Tras terminar sus horas extras, Shen Yu, exhausto, regresó a su apartamento de alquiler con el teléfono vibrando sin parar en el bolso.
Frunció el ceño y tiró el abrigo por encima del respaldo de la silla, solo para darse cuenta de que el mensaje provenía de una identificación desconocida.
“Hola, editor, me llamo Li Yunhui.
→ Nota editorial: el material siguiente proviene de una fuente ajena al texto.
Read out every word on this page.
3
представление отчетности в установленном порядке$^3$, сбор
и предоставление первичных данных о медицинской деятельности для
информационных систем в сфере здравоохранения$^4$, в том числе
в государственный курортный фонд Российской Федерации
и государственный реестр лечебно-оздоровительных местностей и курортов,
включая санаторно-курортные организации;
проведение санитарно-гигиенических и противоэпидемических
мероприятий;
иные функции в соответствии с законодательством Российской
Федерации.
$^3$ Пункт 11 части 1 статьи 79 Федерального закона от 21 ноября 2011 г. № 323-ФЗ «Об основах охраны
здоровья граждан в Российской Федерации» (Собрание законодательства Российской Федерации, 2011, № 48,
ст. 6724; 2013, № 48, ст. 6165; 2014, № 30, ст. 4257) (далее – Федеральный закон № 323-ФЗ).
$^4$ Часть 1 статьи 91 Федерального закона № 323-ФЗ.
He aceptado la invitación de su editorial para trabajar en ilustraciones.
Pero primero debo aclarar algunas cosas: no admito videollamadas, no contesto llamadas y soy yo quien decide las fechas límite de entrega”.
Shen Yu se quedó mirando estas palabras y no pudo evitar reír.
Era la primera vez que conocía a un colaborador que ni siquiera lo había saludado.
Escribió:
“Hola, soy Shen Yu y me encargaré de esta colaboración de diseño gráfico. He recibido su solicitud. ¿Podemos hablar sobre el cronograma y el estilo inicial?”.
Tras enviar el mensaje, se recostó en la silla y se giró para contemplar la luna por la ventana.
Esta era la primera vez en su vida que colaboraba con un ilustrador. Y también, la primera vez, sentía que esa conversación era más que un simple trabajo.
La luna colgaba tranquila en el cielo, como si lo escuchara en silencio.